Caused by: java.security.UnrecoverableKeyException: Password verification failed

at sun.security.provider.JavaKeyStore.engineLoad(JavaKeyStore.java:770)

... 25 more

Solution

Provide the proper keystore password using the connector.https.keystorePass configure parameter:

By default, Apache TomcatTM uses changeit as both the keystore and the key password. If you follow the general recommendation, your keystore should have different passwords. If you only set the key password, Apache TomcatTM will also use it as keystore password. Only if key and keystore passwords differ, you must set both parameters.

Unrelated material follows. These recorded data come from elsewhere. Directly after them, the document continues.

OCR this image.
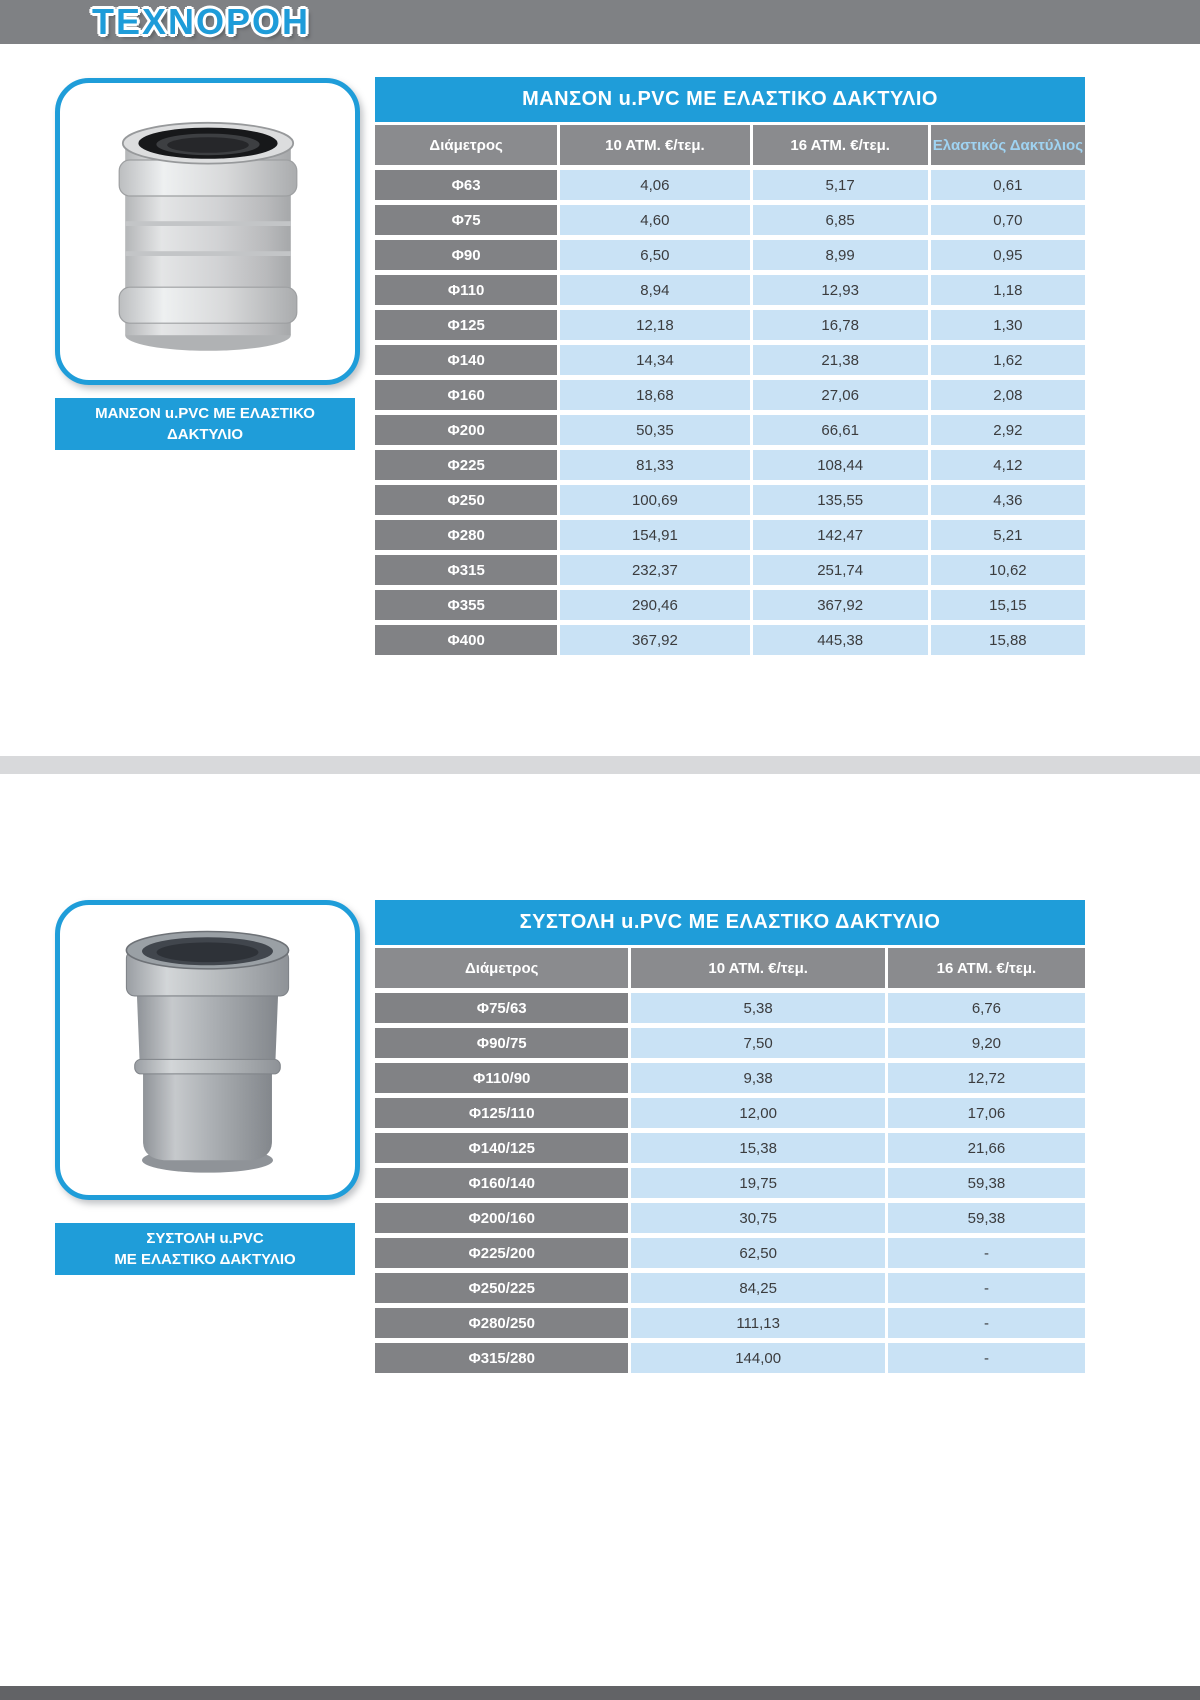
ΤΕΧΝΟΡΟΗ
ΜΑΝΣΟΝ u.PVC ΜΕ ΕΛΑΣΤΙΚΟ
ΔΑΚΤΥΛΙΟ
ΜΑΝΣΟΝ u.PVC ΜΕ ΕΛΑΣΤΙΚΟ ΔΑΚΤΥΛΙΟ
Διάμετρος	10 ΑΤΜ. €/τεμ.	16 ΑΤΜ. €/τεμ.	Ελαστικός Δακτύλιος
Φ63	4,06	5,17	0,61
Φ75	4,60	6,85	0,70
Φ90	6,50	8,99	0,95
Φ110	8,94	12,93	1,18
Φ125	12,18	16,78	1,30
Φ140	14,34	21,38	1,62
Φ160	18,68	27,06	2,08
Φ200	50,35	66,61	2,92
Φ225	81,33	108,44	4,12
Φ250	100,69	135,55	4,36
Φ280	154,91	142,47	5,21
Φ315	232,37	251,74	10,62
Φ355	290,46	367,92	15,15
Φ400	367,92	445,38	15,88
ΣΥΣΤΟΛΗ u.PVC
ΜΕ ΕΛΑΣΤΙΚΟ ΔΑΚΤΥΛΙΟ
ΣΥΣΤΟΛΗ u.PVC ΜΕ ΕΛΑΣΤΙΚΟ ΔΑΚΤΥΛΙΟ
Διάμετρος	10 ΑΤΜ. €/τεμ.	16 ΑΤΜ. €/τεμ.
Φ75/63	5,38	6,76
Φ90/75	7,50	9,20
Φ110/90	9,38	12,72
Φ125/110	12,00	17,06
Φ140/125	15,38	21,66
Φ160/140	19,75	59,38
Φ200/160	30,75	59,38
Φ225/200	62,50	-
Φ250/225	84,25	-
Φ280/250	111,13	-
Φ315/280	144,00	-
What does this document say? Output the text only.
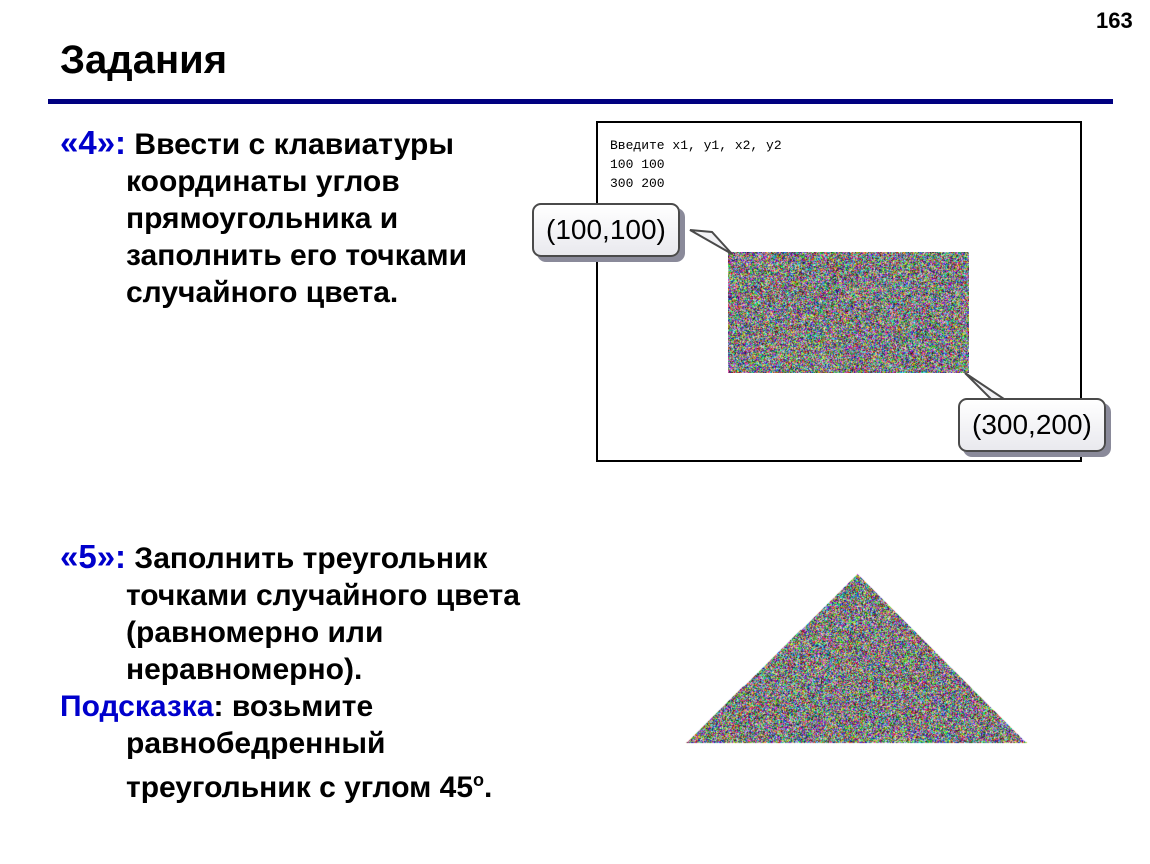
163
Задания
«4»: Ввести с клавиатуры
координаты углов
прямоугольника и
заполнить его точками
случайного цвета.
Введите x1, y1, x2, y2
100 100
300 200
(100,100)
(300,200)
«5»: Заполнить треугольник
точками случайного цвета
(равномерно или
неравномерно).
Подсказка: возьмите
равнобедренный
треугольник с углом $45^о$.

Follow this procedure to change the key and keystore passwords.

Procedure

  1. Start ARIS Cloud Controller on your ARIS Publisher Server.
  2. Enter: stop businesspublisher_<s, m, or l>

    The runnable will be stopped.

  3. Enter: reconfigure businesspublisher_<s, m, or l> connector.https.keyPass=<key password> connector.https.keystorePass=<keystore password>

    for example reconfigure businesspublisher_m connector.https.keyPass="g3h31m" connector.https.keystorePass="g3h31m3r"

    In this example quotes are not strictly necessary. Quotes are necessary for strong passwords containing special characters.

  4. Enter: start businesspublisher_<s, m, or l>

The key and keystore passwords are set.